Wednesday, January 11, 2017

The Gender Divide in Retirement

According to a British Study called the  2016 Readiness Report, women are still significantly behind men when it comes to being prepared for their retirement. The UK’s average readiness score is currently sitting at 51. However, while men have a readiness score of 54, women have an average readiness score of just 49. On first glance, it might not seem like the gap is as wide as you might expect. Here some information from the report: (for the full report go here Pdf file)
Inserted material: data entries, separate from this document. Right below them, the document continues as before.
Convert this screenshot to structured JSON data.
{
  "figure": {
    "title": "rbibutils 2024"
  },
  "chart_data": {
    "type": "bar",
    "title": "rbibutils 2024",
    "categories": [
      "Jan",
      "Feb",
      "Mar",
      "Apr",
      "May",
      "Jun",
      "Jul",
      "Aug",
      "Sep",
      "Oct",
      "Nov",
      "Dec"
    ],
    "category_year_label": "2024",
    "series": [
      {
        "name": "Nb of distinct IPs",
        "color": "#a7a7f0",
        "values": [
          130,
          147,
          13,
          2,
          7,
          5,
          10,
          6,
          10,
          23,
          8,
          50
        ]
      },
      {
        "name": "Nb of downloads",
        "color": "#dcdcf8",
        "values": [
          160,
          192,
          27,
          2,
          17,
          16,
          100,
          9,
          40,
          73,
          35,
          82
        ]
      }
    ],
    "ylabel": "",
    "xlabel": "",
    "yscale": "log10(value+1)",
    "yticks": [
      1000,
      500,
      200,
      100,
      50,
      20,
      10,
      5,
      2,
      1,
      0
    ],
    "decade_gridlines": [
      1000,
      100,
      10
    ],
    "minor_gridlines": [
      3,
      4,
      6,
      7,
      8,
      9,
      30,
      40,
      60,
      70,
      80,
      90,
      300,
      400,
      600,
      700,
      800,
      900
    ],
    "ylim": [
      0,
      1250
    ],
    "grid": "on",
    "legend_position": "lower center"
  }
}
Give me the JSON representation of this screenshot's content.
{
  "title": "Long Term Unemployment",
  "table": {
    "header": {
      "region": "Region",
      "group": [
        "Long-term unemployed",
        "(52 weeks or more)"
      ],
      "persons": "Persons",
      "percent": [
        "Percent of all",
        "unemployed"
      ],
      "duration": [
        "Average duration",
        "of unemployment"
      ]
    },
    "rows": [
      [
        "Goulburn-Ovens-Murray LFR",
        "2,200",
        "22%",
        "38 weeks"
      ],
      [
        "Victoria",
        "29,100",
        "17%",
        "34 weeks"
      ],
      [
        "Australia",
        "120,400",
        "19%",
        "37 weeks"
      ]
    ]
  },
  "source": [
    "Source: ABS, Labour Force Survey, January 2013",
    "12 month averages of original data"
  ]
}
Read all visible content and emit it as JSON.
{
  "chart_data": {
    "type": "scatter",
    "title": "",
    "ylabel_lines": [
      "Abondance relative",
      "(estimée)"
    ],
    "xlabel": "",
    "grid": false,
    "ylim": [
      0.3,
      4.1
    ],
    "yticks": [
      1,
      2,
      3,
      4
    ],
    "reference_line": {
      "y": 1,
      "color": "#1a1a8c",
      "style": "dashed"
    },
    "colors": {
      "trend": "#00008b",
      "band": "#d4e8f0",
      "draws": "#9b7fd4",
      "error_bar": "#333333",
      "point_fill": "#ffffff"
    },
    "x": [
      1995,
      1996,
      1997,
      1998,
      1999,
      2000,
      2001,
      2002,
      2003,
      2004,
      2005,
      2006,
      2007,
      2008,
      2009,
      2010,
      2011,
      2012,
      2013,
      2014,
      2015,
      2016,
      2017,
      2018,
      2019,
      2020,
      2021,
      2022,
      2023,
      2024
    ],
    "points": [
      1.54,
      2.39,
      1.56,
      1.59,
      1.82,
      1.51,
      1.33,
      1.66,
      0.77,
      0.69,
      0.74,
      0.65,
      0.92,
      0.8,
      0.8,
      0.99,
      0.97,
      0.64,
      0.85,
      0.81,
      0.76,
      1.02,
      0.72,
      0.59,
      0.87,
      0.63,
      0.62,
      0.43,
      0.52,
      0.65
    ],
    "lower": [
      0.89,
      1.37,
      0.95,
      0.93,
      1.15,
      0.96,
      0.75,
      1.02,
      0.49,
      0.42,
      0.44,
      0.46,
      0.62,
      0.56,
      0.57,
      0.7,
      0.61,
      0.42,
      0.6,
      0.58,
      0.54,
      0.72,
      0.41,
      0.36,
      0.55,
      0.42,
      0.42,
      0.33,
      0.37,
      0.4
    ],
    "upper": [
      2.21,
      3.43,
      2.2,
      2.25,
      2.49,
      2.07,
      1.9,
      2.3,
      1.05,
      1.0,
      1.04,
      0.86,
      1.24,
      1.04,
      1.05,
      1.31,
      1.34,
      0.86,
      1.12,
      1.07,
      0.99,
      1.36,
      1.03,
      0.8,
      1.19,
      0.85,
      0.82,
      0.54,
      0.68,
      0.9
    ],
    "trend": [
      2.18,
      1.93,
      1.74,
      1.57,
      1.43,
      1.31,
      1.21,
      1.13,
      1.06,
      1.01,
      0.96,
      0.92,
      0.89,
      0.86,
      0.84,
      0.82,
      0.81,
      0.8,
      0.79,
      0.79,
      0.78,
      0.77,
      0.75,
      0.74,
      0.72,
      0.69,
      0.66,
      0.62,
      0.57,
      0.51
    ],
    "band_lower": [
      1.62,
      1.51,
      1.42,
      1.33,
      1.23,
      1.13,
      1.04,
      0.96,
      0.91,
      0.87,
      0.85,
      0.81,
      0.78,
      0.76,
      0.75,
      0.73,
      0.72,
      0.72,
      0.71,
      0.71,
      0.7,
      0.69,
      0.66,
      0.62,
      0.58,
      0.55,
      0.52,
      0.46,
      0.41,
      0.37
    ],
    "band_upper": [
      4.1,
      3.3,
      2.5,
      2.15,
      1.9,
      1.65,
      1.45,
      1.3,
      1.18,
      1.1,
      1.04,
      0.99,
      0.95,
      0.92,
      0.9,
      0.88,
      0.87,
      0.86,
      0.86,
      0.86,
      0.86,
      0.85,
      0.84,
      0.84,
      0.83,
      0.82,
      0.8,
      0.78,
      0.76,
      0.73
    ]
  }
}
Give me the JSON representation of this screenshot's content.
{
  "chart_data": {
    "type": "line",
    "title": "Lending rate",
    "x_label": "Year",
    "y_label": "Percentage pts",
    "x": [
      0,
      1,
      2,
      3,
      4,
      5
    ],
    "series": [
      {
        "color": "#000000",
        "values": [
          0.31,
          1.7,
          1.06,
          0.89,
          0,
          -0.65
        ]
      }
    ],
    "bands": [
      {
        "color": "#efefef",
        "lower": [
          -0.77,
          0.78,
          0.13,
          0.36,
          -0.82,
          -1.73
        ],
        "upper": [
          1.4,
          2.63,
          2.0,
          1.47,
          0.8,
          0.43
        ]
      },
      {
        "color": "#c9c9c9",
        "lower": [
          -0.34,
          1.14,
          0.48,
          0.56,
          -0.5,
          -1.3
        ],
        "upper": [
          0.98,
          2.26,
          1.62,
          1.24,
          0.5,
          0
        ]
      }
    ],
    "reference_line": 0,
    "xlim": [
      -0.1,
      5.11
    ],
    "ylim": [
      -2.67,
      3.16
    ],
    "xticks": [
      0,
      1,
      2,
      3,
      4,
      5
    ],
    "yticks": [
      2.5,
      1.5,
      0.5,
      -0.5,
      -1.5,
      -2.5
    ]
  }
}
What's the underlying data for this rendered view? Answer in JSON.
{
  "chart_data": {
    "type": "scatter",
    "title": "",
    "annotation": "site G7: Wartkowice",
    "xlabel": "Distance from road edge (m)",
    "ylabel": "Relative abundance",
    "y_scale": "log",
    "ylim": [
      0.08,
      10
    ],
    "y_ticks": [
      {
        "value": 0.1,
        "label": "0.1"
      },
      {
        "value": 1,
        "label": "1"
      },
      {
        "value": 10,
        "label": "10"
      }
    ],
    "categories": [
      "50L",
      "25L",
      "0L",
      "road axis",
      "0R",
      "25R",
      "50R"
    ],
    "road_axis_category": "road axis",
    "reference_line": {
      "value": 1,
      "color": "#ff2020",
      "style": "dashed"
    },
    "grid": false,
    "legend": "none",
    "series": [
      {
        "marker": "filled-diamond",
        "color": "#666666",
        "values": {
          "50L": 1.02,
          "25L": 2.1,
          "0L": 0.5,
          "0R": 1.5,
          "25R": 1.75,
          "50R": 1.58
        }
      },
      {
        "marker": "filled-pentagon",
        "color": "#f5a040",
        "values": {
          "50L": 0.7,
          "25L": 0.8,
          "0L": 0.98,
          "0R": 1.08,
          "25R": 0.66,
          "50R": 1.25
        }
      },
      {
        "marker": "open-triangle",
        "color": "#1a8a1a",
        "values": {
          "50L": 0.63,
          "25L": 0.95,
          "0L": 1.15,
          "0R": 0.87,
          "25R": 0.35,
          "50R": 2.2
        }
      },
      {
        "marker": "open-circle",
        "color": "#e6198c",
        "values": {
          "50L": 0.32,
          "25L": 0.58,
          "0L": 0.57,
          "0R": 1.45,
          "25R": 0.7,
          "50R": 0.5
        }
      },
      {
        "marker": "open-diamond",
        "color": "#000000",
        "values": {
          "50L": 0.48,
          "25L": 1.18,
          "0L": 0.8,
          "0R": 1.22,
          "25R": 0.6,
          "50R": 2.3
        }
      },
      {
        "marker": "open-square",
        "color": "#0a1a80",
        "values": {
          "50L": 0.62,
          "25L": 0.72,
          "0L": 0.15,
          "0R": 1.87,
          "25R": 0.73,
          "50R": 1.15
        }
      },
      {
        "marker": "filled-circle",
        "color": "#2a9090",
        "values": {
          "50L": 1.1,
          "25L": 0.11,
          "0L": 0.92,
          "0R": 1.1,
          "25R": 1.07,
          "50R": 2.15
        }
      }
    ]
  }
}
How ready are you for retirement?
Pensions have graced the cover of almost every newspaper in the UK in the past 12 months, and there has certainly been a significant amount of column inches dedicated to the topic. But, the problem remains. Lack of preparation for retirement in women certainly has roots in previous employment patterns and social norms, and women are still more likely to have career breaks than men to care for family. However, there is also a lack of pension awareness across both men and women and a need for change.
Traditionally, women have relied on a spouse to provide for their retirement, but in today’s age of independence and equality, there is a need for women to take responsibility for building up their own pension pot. 

People reaching State Pension Age after 5 April 2016, will build up a State Pension based on their own national insurance contribution record, and apart from some complex transitional arrangements, it won’t be possible to inherit a spouse’s pension. It is increasingly important that both government and industry make a concerted effort to further encourage women to plan for life after work. Currently, women on average tend to live 3.7 years longer than men and they will need to make sure they have an adequate retirement income to live on.

The Readiness report research shows that women typically aim to retire aged 64, which is problematic given that by 2020, the state pension age for women will have risen to 66, if they don’t have private pension savings to fill the gap.